Mental Health Sector
As a result of shortcomings in leadership, planning, funding and resource allocation, the
Public Mental Health sector in Tasmania has recently had difficulty in the provision of even
the most basic services. These difficulties have occurred across the state and across all
subspecialty groups, Child, Adult, Older Persons, Alcohol and Drug, and Forensic Services,
but have particularly involved the protracted bed crisis at the Royal Hobart Hospital, brought
about by the redevelopment at that site. The number of people presenting to the sector also
continues to increase, with many suffering with increasing levels of acuity and complexity.
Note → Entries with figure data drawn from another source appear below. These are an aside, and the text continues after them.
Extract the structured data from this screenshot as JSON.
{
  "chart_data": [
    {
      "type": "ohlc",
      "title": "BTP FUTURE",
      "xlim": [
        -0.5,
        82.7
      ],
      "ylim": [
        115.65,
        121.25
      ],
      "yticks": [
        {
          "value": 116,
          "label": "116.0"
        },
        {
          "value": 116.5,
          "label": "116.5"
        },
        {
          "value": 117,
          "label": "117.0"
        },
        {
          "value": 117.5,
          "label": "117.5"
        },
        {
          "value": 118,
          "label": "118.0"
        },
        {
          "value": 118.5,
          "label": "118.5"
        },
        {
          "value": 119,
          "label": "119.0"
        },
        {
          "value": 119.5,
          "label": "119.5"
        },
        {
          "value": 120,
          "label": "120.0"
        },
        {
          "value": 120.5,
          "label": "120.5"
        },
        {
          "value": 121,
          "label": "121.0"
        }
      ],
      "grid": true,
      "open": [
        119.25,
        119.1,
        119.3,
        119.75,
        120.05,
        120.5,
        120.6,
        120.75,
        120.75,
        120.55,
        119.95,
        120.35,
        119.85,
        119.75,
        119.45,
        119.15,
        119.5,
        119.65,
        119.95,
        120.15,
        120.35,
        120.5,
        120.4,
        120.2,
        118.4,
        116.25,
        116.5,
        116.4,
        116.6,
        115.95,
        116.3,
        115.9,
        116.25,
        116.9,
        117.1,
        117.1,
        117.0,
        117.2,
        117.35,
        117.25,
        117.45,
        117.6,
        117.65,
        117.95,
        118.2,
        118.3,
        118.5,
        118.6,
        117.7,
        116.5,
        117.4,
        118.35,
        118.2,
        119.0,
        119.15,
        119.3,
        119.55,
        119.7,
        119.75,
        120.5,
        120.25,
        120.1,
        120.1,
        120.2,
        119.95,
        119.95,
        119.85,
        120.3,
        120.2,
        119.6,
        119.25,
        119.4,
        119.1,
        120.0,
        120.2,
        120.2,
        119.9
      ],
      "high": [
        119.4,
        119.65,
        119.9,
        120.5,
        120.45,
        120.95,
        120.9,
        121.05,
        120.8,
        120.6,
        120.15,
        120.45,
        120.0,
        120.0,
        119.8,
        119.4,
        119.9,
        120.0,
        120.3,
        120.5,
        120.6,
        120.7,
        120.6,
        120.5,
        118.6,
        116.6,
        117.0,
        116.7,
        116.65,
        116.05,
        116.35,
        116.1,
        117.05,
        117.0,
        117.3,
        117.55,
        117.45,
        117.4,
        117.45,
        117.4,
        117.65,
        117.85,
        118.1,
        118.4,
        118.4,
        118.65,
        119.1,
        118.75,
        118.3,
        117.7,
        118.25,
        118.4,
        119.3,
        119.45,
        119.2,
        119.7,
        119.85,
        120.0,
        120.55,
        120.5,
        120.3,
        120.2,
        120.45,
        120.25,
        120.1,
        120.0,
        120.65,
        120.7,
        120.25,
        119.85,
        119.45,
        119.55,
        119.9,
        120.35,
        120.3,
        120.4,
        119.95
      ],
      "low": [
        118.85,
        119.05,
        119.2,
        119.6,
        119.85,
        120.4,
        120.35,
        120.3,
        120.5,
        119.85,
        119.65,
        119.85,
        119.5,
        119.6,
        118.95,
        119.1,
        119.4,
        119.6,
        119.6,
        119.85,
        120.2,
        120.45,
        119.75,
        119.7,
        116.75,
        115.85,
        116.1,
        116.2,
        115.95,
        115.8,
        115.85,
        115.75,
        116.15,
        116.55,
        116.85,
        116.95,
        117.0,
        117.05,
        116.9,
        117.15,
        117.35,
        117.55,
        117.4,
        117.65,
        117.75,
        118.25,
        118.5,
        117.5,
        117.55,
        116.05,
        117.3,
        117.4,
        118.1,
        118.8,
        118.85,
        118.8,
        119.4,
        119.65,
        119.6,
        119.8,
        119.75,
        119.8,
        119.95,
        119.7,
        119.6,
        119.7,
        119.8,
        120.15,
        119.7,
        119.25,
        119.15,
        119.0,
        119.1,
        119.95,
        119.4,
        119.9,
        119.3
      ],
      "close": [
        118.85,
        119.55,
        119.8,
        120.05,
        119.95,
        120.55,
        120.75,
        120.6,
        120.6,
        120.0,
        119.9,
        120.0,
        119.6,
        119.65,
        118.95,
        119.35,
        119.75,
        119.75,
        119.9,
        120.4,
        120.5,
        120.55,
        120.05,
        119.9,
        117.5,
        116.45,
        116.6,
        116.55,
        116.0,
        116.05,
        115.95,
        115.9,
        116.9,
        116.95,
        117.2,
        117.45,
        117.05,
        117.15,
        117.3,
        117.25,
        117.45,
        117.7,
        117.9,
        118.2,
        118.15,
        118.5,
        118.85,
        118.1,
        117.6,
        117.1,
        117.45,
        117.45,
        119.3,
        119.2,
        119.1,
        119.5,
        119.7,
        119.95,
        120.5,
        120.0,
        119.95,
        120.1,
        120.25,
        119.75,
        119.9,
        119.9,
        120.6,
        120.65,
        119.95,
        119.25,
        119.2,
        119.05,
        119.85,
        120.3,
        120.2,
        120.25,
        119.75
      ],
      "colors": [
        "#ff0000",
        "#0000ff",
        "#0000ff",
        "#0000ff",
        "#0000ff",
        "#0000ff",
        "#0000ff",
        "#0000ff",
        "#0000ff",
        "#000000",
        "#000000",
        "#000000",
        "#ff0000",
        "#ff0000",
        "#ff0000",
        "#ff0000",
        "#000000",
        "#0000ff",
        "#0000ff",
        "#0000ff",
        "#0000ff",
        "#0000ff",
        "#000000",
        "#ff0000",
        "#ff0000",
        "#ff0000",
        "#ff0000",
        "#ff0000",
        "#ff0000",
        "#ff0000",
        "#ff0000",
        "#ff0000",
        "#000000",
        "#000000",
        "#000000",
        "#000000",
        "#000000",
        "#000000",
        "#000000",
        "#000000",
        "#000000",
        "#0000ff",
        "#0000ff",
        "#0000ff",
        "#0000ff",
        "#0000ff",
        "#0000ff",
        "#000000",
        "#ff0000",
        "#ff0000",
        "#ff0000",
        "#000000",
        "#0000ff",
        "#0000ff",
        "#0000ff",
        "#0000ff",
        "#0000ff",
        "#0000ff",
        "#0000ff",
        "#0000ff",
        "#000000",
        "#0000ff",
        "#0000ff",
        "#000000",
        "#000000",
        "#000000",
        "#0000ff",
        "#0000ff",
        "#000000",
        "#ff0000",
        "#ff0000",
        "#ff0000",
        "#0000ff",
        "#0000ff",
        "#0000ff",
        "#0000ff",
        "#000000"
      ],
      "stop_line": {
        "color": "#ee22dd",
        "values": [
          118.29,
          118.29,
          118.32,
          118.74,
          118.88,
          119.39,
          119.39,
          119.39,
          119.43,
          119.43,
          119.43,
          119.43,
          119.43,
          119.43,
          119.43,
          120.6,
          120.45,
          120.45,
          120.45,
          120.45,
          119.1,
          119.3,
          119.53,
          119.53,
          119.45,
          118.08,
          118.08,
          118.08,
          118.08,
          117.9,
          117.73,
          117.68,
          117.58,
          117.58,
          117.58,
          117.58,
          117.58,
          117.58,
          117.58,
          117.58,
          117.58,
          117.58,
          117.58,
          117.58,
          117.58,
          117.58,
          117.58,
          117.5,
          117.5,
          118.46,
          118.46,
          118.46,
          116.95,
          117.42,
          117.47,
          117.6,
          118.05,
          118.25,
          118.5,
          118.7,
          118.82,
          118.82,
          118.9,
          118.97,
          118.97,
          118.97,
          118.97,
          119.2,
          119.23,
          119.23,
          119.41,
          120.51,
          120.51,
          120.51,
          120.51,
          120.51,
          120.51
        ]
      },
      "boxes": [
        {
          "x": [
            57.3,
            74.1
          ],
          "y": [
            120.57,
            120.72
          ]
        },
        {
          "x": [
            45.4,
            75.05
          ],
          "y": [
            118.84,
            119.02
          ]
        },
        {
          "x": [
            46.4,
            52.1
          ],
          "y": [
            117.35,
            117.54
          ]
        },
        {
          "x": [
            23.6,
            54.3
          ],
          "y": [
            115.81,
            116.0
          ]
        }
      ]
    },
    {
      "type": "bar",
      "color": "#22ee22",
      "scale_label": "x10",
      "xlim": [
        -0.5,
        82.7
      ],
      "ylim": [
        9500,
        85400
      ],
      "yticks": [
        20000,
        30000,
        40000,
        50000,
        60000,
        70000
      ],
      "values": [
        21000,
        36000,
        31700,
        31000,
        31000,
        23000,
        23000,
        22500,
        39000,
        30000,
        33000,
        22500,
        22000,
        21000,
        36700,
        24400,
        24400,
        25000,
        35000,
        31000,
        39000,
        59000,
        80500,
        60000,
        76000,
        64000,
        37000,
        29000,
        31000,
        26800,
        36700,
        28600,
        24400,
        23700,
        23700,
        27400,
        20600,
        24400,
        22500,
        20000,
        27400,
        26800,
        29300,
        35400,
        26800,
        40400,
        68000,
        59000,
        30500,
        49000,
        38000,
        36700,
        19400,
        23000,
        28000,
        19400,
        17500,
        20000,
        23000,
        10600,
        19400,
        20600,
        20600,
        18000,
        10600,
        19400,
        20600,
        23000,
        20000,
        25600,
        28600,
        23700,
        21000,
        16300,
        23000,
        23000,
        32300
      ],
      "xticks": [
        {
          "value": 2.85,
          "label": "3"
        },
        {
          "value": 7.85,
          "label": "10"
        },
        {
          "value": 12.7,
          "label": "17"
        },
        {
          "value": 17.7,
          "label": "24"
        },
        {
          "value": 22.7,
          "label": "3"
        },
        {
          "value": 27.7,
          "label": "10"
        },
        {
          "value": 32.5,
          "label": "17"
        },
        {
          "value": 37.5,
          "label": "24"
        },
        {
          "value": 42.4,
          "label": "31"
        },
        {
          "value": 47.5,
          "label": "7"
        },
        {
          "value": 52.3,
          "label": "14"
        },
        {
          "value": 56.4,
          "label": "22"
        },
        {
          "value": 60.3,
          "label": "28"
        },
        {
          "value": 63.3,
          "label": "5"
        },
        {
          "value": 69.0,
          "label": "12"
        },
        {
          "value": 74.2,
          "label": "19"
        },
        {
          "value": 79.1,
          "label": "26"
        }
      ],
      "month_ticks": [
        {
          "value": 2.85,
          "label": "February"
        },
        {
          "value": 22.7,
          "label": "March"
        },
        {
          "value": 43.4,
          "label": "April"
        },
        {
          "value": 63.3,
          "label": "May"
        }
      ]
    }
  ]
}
Substance abuse, particularly involving the drug crystal methamphetamine, or “ice”, further
complicates the needs of many in the sector.
RECOMMENDATIONS
• A wide-ranging external review of the entire State-wide Public Mental Health Service be
undertaken, with a focus on resource distribution, and workforce planning.
• Decision-making ability to be devolved to local levels, so that each regional hospital
employs an on-site clinical director.
• Urgently locate a suitable space for 10 new acute psychiatric beds for Southern
Tasmania, either at the Royal Hobart Hospital, or within a very short distance,
appropriate the necessary funds, and design, build and commission the beds within 12
months.
• Recognising that none of the current or planned units at the Royal Hobart Hospital
are large or suitable enough, begin the design process for a state of the art acute
psychiatric facility at that hospital, so that a contemporary, therapeutic unit can be
available to the people of Southern Tasmania within five years.
Primary Short Stay Units
The costs of hospital care in Tasmania keep rising and are clearly outpacing Tasmania’s
capacity to pay. The current solution of repeated “one off emergency” investment in
elective surgeries to provide only a temporary appearance of system stability. Meanwhile,
our capacity to invest in a balanced and longer-term manner across the health system are
increasingly challenged because of additional pressure on oversubscribed acute facilities
needs to be dealt with now.
There is a more cost effective and sustainable solution that can achieve timely and
responsive service outcomes for Tasmanians. Importantly it is also one that will, over time,
lead to ongoing reductions in hospital demand through more effective integration of services.
We need to think differently about how we most effectively mobilise our workforce and utilise
available resources in Tasmania to ensure Tasmanian’s remain well and out of hospital.
There are some conditions e.g. minor fractures, infusions, wounds, asthma and diabetes etc
that do not always require admission or treatment by a medical specialist in a Tasmanian
Public Hospital, however currently these patients end up in the public hospital system
because there is no alternative.
RECOMMENDATIONS
• Look at the number of international examples of alternates to hospital care - most notable of which are general practitioner led short stay facilities.
• Establish Primary Care Short Stay and Treatment Units in Hobart, Launceston and the North-West Coast.
• Staff these with Specialist General Practitioners drawing upon their skills and capabilities, supported by hospital medical specialists and funded by the State Government aiming to manage a host of conditions and discharge back into community care within 24 hours.
• Build upon and extend the learnings from the recent Community Rapid Response Service and integrate this skilled community nursing/acute nurse workforce into this new model of care.